Can the number of hours spent on your preparation determine how well you will score in the Graduate Management Aptitude Test (GMAT)? Does preparing in advance help you maximise scores?
Research shows that these factors do, actually, influence a candidate’s performance in the GMAT. Insights from the Graduate Management Admissions Council or GMAC which conducts the GMAT reflect that in 2020, students spent an average number of 80 test preparation hours for GMAT. The participants of the GMAC study included candidates who reported or self-declared or reported their scores.
- According to GMAC, students spent an average number of 80 test preparation hours for the GMAT in 2020. The participants of the GMAC study included candidates who reported or self-declared or reported their scores.
- The study showed a well-established link between the GMAT score and the self-declared prep time by test takers.
- For instance, those who spent about 50 hours preparing, had a self-reported score of less than 500, while those with 700 or a higher score spent about 100 hours.
It showed a well-established link between the GMAT score and the self-declared prep time by test takers. For instance, those who spent about 50 hours preparing, had a self-reported score of less than 500, while those with 700 or a higher score spent about 100 hours. Those with close to 70 prep hours reported a score between 500 and 590 while those with 90 prep hours scored between 600 and 690.
This also helps students or test-takers to ascertain when they should begin planning their prep strategies. The research also highlights that those who begin their prep much earlier end up gathering more total prep hours. Nearly 21% of the respondents said they started prep 10 or more weeks in advance, while another 20% began seven to nine weeks in advance. About 29% started four to six weeks in advance. Nearly half (48%) of students with a 700 above self-reported GMAT score began their groundwork seven or more weeks in advance.
Having said this, the amount of time spent on prep varies from candidate to candidate. You must be familiar with your own comfort level when taking a test like GMAT and your ability to get familiar with its format and structure. Having your target score in mind, using free resources for preparation and identifying weak areas are also necessary.

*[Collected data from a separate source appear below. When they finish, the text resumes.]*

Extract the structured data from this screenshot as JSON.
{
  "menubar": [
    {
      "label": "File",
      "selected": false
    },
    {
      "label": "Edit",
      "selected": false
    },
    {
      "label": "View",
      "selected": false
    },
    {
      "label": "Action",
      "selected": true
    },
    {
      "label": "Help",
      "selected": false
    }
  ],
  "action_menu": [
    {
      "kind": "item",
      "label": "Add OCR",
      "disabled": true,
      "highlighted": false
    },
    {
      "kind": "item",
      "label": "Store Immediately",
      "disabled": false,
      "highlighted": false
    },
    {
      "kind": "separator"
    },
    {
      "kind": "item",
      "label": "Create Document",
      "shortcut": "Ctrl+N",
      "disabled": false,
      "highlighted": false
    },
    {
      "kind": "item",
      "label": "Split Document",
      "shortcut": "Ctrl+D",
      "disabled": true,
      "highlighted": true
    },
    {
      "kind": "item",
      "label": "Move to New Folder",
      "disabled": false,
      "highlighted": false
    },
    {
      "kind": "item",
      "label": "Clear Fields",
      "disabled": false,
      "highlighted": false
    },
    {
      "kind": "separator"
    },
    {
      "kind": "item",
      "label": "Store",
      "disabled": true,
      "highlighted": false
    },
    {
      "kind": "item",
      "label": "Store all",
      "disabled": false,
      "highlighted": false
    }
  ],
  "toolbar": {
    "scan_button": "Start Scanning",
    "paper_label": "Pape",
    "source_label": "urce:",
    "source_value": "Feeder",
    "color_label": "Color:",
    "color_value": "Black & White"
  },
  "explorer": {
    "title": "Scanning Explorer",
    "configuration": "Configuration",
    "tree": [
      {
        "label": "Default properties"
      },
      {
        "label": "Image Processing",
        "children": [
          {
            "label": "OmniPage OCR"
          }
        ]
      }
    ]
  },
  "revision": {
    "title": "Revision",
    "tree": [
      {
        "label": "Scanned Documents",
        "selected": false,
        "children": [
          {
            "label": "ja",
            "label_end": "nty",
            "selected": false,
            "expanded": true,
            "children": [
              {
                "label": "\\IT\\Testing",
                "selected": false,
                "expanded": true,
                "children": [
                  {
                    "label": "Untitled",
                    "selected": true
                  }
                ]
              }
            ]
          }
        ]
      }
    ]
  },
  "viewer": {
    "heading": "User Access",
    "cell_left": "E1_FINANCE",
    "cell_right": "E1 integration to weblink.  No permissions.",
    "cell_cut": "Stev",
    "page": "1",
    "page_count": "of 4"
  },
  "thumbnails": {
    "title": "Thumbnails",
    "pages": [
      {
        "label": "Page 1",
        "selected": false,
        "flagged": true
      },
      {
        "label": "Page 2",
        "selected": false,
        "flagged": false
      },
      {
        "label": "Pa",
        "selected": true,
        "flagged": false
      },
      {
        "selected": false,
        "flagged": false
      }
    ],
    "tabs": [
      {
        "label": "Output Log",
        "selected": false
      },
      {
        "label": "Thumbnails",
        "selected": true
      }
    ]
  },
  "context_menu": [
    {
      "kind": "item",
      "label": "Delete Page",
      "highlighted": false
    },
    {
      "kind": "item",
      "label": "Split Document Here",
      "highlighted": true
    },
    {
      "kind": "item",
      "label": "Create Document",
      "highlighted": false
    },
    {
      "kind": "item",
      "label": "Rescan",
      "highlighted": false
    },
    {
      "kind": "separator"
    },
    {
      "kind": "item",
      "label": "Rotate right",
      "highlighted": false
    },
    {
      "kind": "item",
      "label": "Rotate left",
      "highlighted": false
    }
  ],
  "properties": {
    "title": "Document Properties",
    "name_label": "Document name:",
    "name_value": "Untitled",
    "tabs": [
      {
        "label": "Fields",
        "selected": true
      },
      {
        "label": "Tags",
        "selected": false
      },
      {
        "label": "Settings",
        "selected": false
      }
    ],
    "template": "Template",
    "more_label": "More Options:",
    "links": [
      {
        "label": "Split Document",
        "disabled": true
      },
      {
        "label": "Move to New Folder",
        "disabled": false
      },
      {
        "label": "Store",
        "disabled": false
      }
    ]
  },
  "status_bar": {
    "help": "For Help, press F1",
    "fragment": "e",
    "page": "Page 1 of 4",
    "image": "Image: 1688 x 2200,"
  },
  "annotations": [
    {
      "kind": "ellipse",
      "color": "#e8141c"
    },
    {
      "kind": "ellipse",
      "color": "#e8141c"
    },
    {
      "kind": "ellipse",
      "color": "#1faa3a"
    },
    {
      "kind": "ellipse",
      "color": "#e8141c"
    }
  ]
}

Creating a customized and realistic timeline based on your own pros and cons will go a long way in your success on the actual test day. With tailored questions as per the test-takers ability due to its computer adaptive nature, most candidates begin with questions with medium difficulty level. Once a test-taker answers correctly, he/she is given a tougher question to tackle but if one is unable to answer, he/she is likely to get a simpler question.
Research by Kaplan, that provides education and training services to colleges and universities globally, suggests that it is important to devise a strategy to “spend two to three months and 100–120 hours reviewing material and practising regularly. Those who score very well spend on average120 hours spread over a few weeks. However, this varies from one person to another.
“Calculating a top scorer’s number of hours at 120 over say 10 weeks, it comes down to 12 hours per week including time spent in classroom sessions and GMAT tutorials. Dividing these hours uniformly, it’s best to study for two to three hours daily, six days a week,” says the research.
The GMAT is a popular test opted by lakhs of candidates globally. While many institutions are making some of the standardized tests optional, latest GMAC research indicates that international candidates view admissions testing favourably.